Syrian kurdish islamist rebel militia

The Movement of Salah al-Din the Kurd (بزووتنەوەى كورد سه‌لا‌حه‌دین; حركة صلاح الدين الكردي; Selahaddin Kurdi Hareketi) is a Sunni Salafi Islamist militant rebel group of Kurdish fighters that takes part in the Syrian Civil War. Formed in 2015 by mostly Kurdish mujahideen from Syria, Turkey, Iran, and Iraq, the group mostly operates in northwestern Syria.

== History ==
The Movement of Salah al-Din the Kurd was founded by Kurdish militants who had been involved in the Syrian Civil War since 2012, many of whom had taken part in notable battles such as the Battle of Aleppo (2012–2016), Battle of Raqqa (March 2013), Battle of Idlib (2015), Northwestern Syria offensive (April–June 2015), and the battles for Latakia Governorate. On 21 September 2015, these veterans officially unified with the aim of ending the suppression of the Kurdish people and to return them to their perceived Islamic roots; on this basis, the Movement of Salah al-Din the Kurd takes inspiration from Jaban al-Kurdi, a Kurdish companion of Muhammad, and Saladin, founder of the Ayyubid dynasty. Following its foundation, the group specialised in sniper and infiltration tactics, while continuing to participate in combat operations in Latakia. By 2019, the group primarily operated in Jabal al-Akrad, and the al-Ghab Plain. It has fought alongside other rebel groups against the Syrian government's Northwestern Syria offensive from April 2019.

== Ideology ==
The militia espouses a Sunni Salafi Islamist ideology and attaches great value to the unity of the ummah (Islamic community). It consequently has implored the Syrian rebels to stay united in the face of the government. Members of the group have been taught by jihadist cleric Abdul Razzaq al-Mahdi.
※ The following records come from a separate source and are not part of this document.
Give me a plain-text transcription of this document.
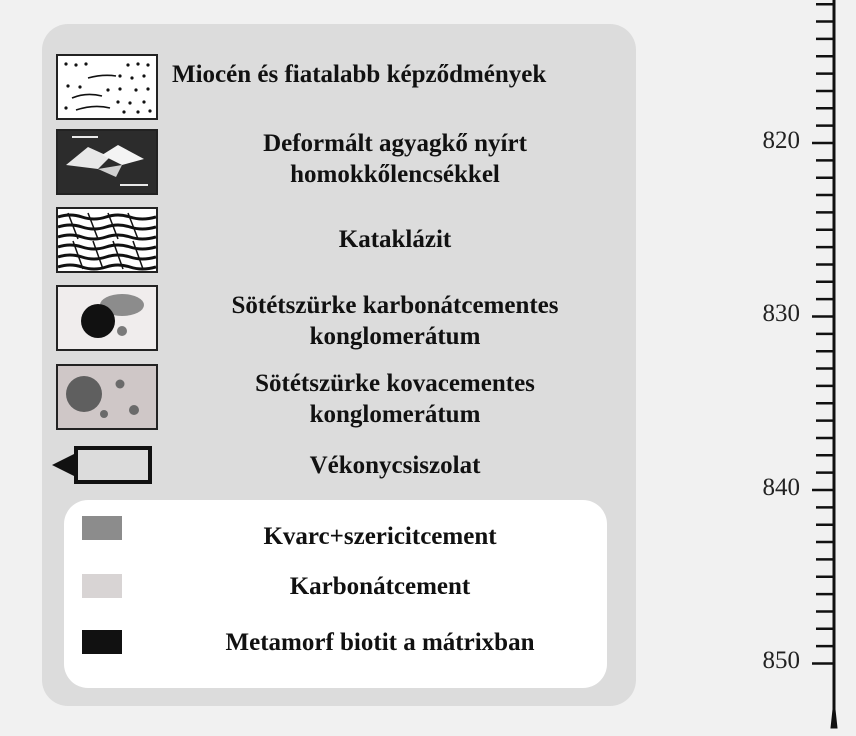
Miocén és fiatalabb képződmények
Deformált agyagkő nyírt
homokkőlencsékkel
Kataklázit
Sötétszürke karbonátcementes
konglomerátum
Sötétszürke kovacementes
konglomerátum
Vékonycsiszolat
Kvarc+szericitcement
Karbonátcement
Metamorf biotit a mátrixban
820
830
840
850
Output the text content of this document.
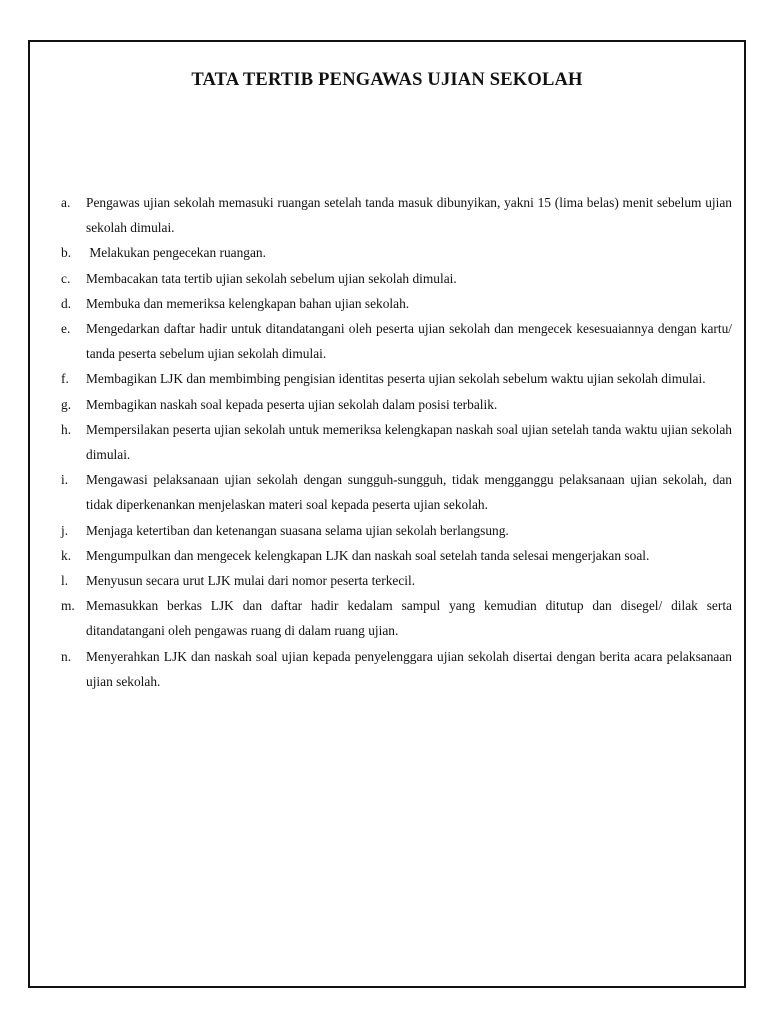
TATA TERTIB PENGAWAS UJIAN SEKOLAH
a. Pengawas ujian sekolah memasuki ruangan setelah tanda masuk dibunyikan, yakni 15 (lima belas) menit sebelum ujian sekolah dimulai.
b. Melakukan pengecekan ruangan.
c. Membacakan tata tertib ujian sekolah sebelum ujian sekolah dimulai.
d. Membuka dan memeriksa kelengkapan bahan ujian sekolah.
e. Mengedarkan daftar hadir untuk ditandatangani oleh peserta ujian sekolah dan mengecek kesesuaiannya dengan kartu/ tanda peserta sebelum ujian sekolah dimulai.
f. Membagikan LJK dan membimbing pengisian identitas peserta ujian sekolah sebelum waktu ujian sekolah dimulai.
g. Membagikan naskah soal kepada peserta ujian sekolah dalam posisi terbalik.
h. Mempersilakan peserta ujian sekolah untuk memeriksa kelengkapan naskah soal ujian setelah tanda waktu ujian sekolah dimulai.
i. Mengawasi pelaksanaan ujian sekolah dengan sungguh-sungguh, tidak mengganggu pelaksanaan ujian sekolah, dan tidak diperkenankan menjelaskan materi soal kepada peserta ujian sekolah.
j. Menjaga ketertiban dan ketenangan suasana selama ujian sekolah berlangsung.
k. Mengumpulkan dan mengecek kelengkapan LJK dan naskah soal setelah tanda selesai mengerjakan soal.
l. Menyusun secara urut LJK mulai dari nomor peserta terkecil.
m. Memasukkan berkas LJK dan daftar hadir kedalam sampul yang kemudian ditutup dan disegel/ dilak serta ditandatangani oleh pengawas ruang di dalam ruang ujian.
n. Menyerahkan LJK dan naskah soal ujian kepada penyelenggara ujian sekolah disertai dengan berita acara pelaksanaan ujian sekolah.
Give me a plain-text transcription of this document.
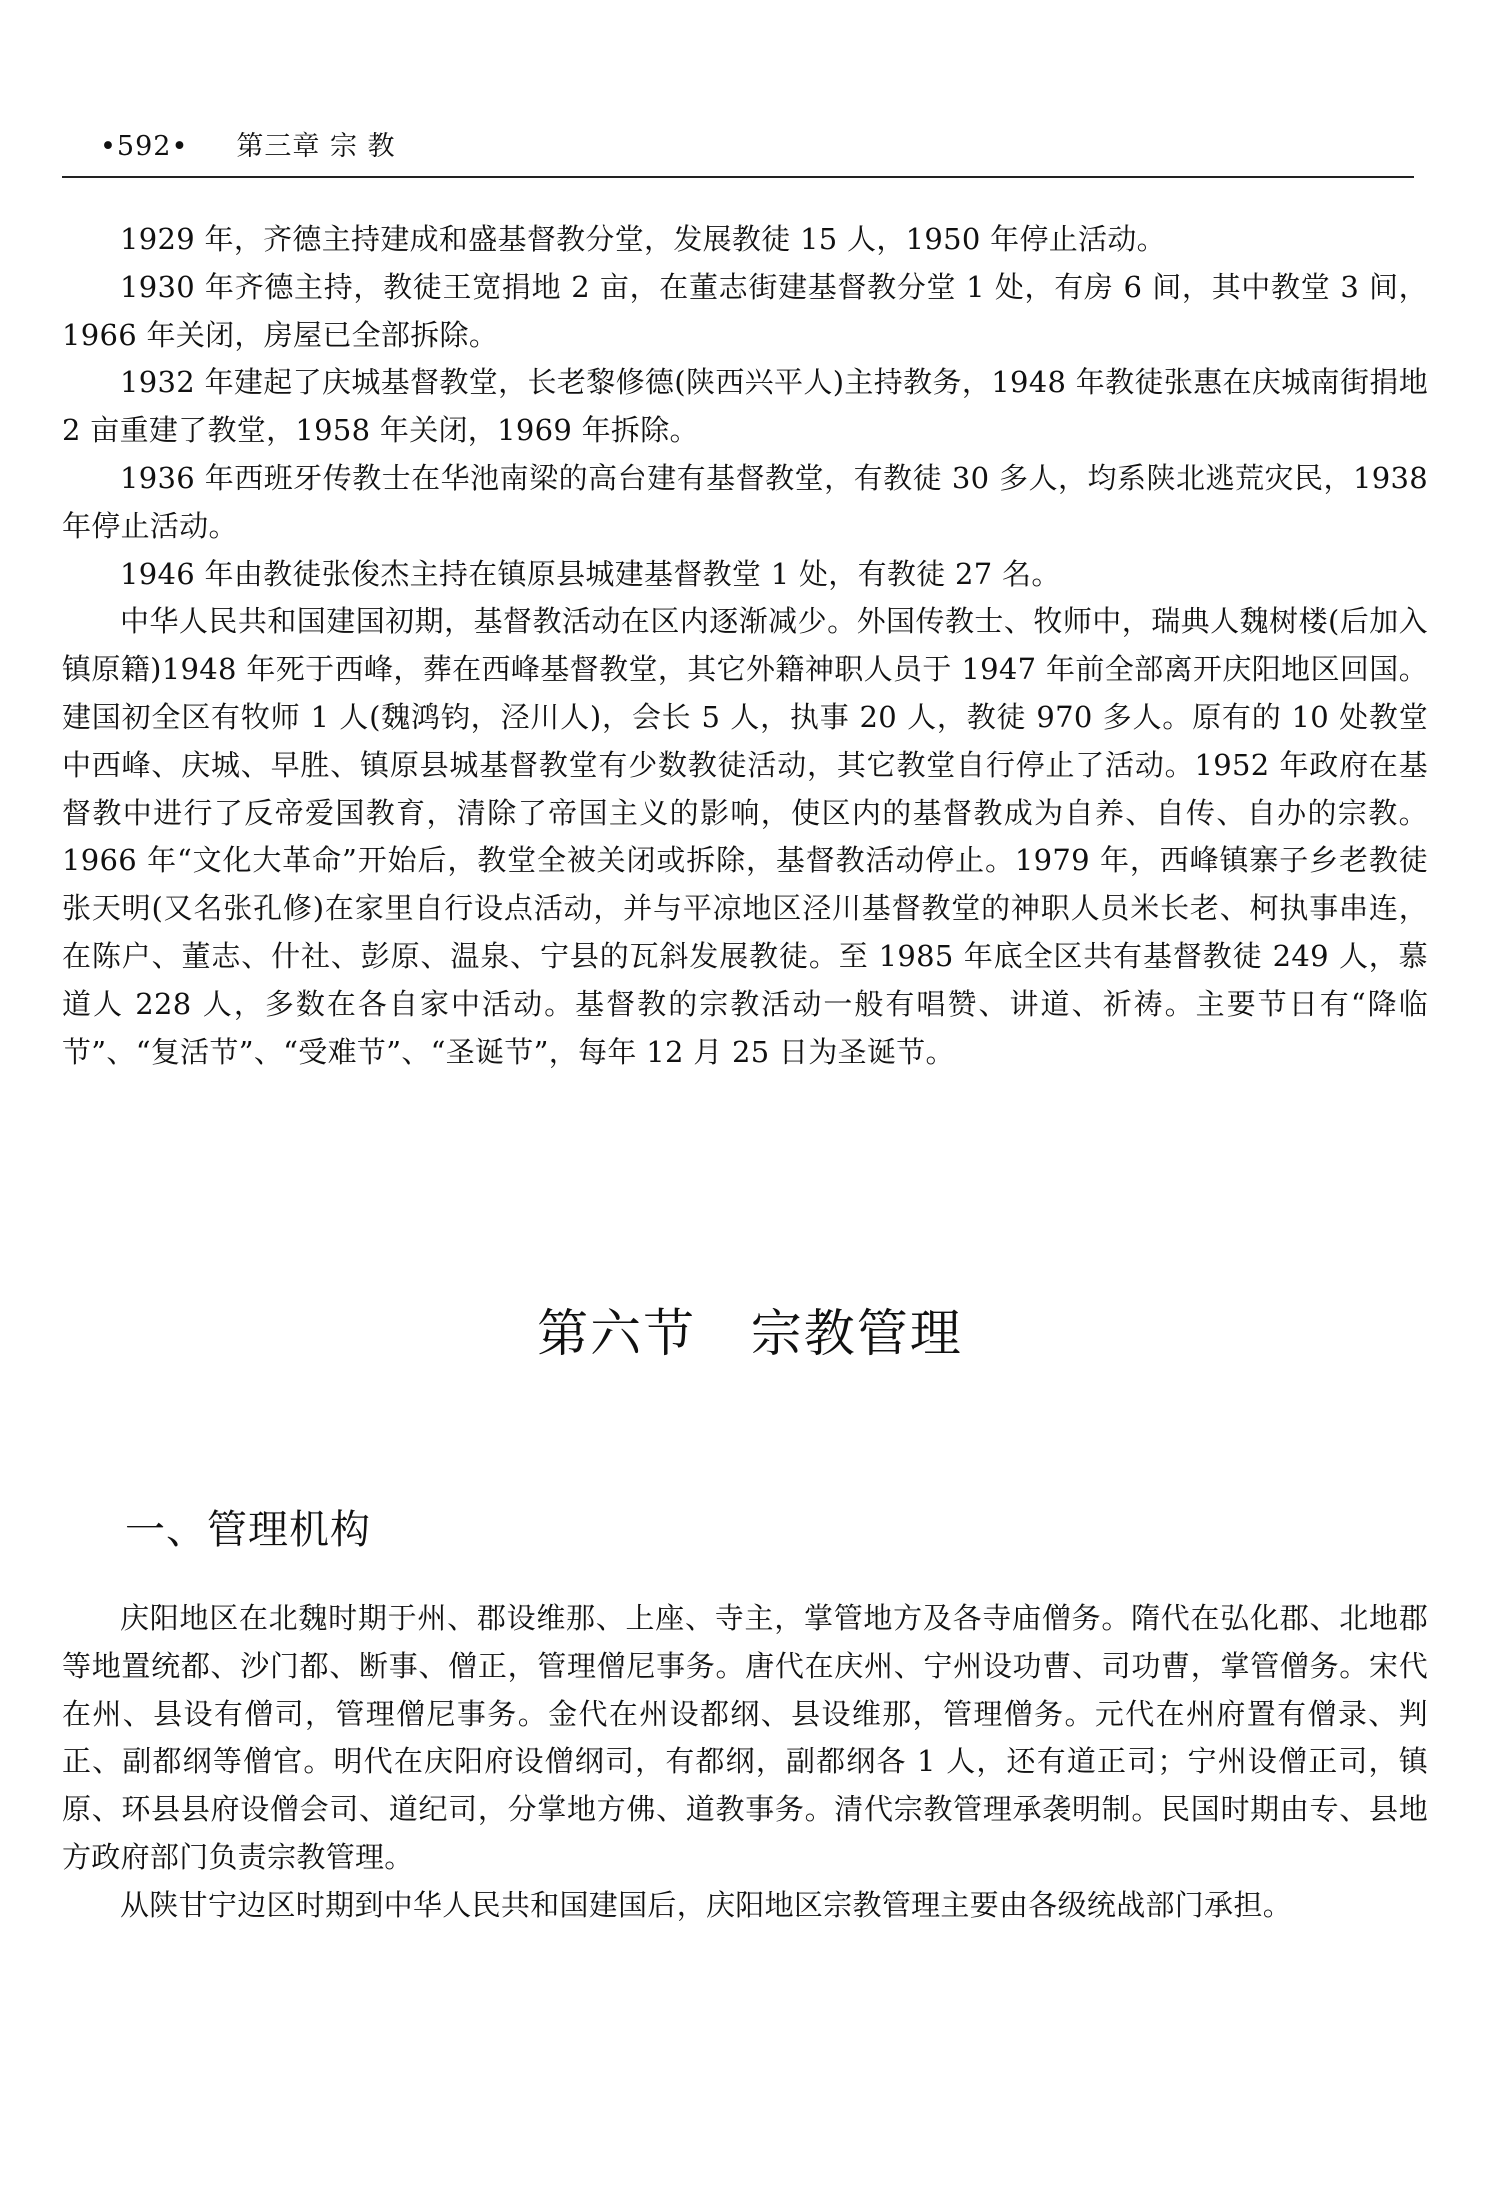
•592• 第三章 宗 教

1929 年，齐德主持建成和盛基督教分堂，发展教徒 15 人，1950 年停止活动。

1930 年齐德主持，教徒王宽捐地 2 亩，在董志街建基督教分堂 1 处，有房 6 间，其中教堂 3 间，1966 年关闭，房屋已全部拆除。

1932 年建起了庆城基督教堂，长老黎修德(陕西兴平人)主持教务，1948 年教徒张惠在庆城南街捐地 2 亩重建了教堂，1958 年关闭，1969 年拆除。

1936 年西班牙传教士在华池南梁的高台建有基督教堂，有教徒 30 多人，均系陕北逃荒灾民，1938 年停止活动。

1946 年由教徒张俊杰主持在镇原县城建基督教堂 1 处，有教徒 27 名。

中华人民共和国建国初期，基督教活动在区内逐渐减少。外国传教士、牧师中，瑞典人魏树楼(后加入镇原籍)1948 年死于西峰，葬在西峰基督教堂，其它外籍神职人员于 1947 年前全部离开庆阳地区回国。建国初全区有牧师 1 人(魏鸿钧，泾川人)，会长 5 人，执事 20 人，教徒 970 多人。原有的 10 处教堂中西峰、庆城、早胜、镇原县城基督教堂有少数教徒活动，其它教堂自行停止了活动。1952 年政府在基督教中进行了反帝爱国教育，清除了帝国主义的影响，使区内的基督教成为自养、自传、自办的宗教。1966 年“文化大革命”开始后，教堂全被关闭或拆除，基督教活动停止。1979 年，西峰镇寨子乡老教徒张天明(又名张孔修)在家里自行设点活动，并与平凉地区泾川基督教堂的神职人员米长老、柯执事串连，在陈户、董志、什社、彭原、温泉、宁县的瓦斜发展教徒。至 1985 年底全区共有基督教徒 249 人，慕道人 228 人，多数在各自家中活动。基督教的宗教活动一般有唱赞、讲道、祈祷。主要节日有“降临节”、“复活节”、“受难节”、“圣诞节”，每年 12 月 25 日为圣诞节。

第六节   宗教管理
一、管理机构

庆阳地区在北魏时期于州、郡设维那、上座、寺主，掌管地方及各寺庙僧务。隋代在弘化郡、北地郡等地置统都、沙门都、断事、僧正，管理僧尼事务。唐代在庆州、宁州设功曹、司功曹，掌管僧务。宋代在州、县设有僧司，管理僧尼事务。金代在州设都纲、县设维那，管理僧务。元代在州府置有僧录、判正、副都纲等僧官。明代在庆阳府设僧纲司，有都纲，副都纲各 1 人，还有道正司；宁州设僧正司，镇原、环县县府设僧会司、道纪司，分掌地方佛、道教事务。清代宗教管理承袭明制。民国时期由专、县地方政府部门负责宗教管理。

从陕甘宁边区时期到中华人民共和国建国后，庆阳地区宗教管理主要由各级统战部门承担。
The Movement of Salah al-Din the Kurd also regards itself as a Kurdish movement, and the protection of the rights of Kurds is one its main goals. The group has admitted that it is not supported by the majority of Kurds in Syria (who mainly back the secular Syrian Democratic Forces) and attributes this to its low profile. The militia has also voiced support for the Syrian opposition's civil councils, the spread of education (including non-Sharia education), and relief for orphans, widows, as well as IDPs.